The movie works with a faint lore that everything we see in our world has an equal representation in the spiritual realm, and ghosts act as a link between the two, willing to chaperone recently passed souls into the afterlife. Light will attract light, and good will ultimately triumph, but a dark spirit allows evil to run amok. Catherine accepts that having this ghoul in her house is a good thing, as she feels calm when it is around, something akin to a guardian angel, as her husband becomes all the more deceitful. In a funny way, the way the ghost has got Catherine’s back reminded me of Christina Ricci’s Casper if it were a grown-up’s adaption, or perhaps more accurately Matilda: The Adult Years, whereby Catherine’s spirit is able to locks doors and makes the lights flicker when frustrated at George’s bitch-ass lies. Increasingly, Catherine discovers that her husband is up to no good, and where things get interesting is in the revelation that her friendly ghost has a rival due to a second presence in the house. I don’t know what I was expecting from the ending; I didn’t think Catherine and George’s guiding spirits would battle like incarnations from a green lantern ring, or Pokémon in a gym, but I did expect something neater, and quicker, than George replicating the obtruding painting. Very strange. Clearly, George backed himself into a corner and had no choice but to give his spirit over to where evil lives. He’d tried to kill everyone who was onto his wicked ways, and he was still found out. Good triumphed, bested by what I’ll call the ‘sisterhood of the afterlife’.
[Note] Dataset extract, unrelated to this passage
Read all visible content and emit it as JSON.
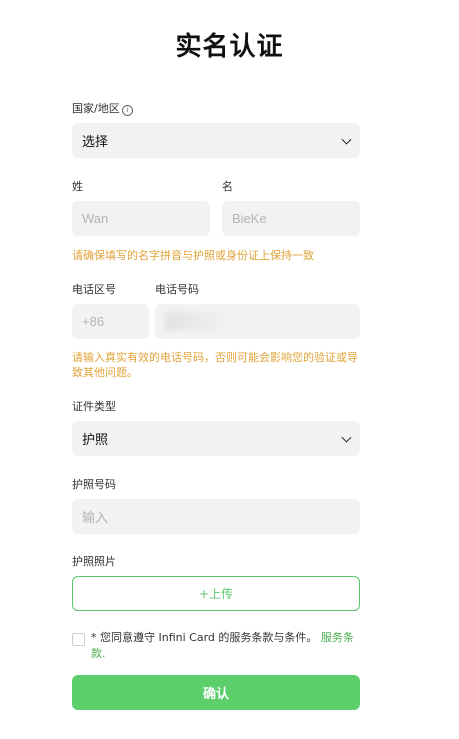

They say the best way to get over your fears is through exposure, and I probably forget how many horror movies I’ve actually exposed myself to these days; I’ve watched, and reviewed, and am up to date with American Horror Story as well for goodness’ sake, as melodramatic as that can be. And I think this wuss can say, most movies aren’t as scary as they advertise to be, except for Hereditary; man, that’s lethal. I have just never liked the idea of ghosts. I’ve never liked ghosts. But Things Heard & Seen gets marks for being entertaining; I hesitate to say without knowing better, that I bet it’s not the most rounded and concise adaptation of the book All Things Cease to Appear by Elizabeth Brundage, since I feel like a lot of the characters should have more to say, but I get enough of the story to enjoy it as something a little different for me. And I’m sure I’m going to be okay… let’s just see how I get through the night.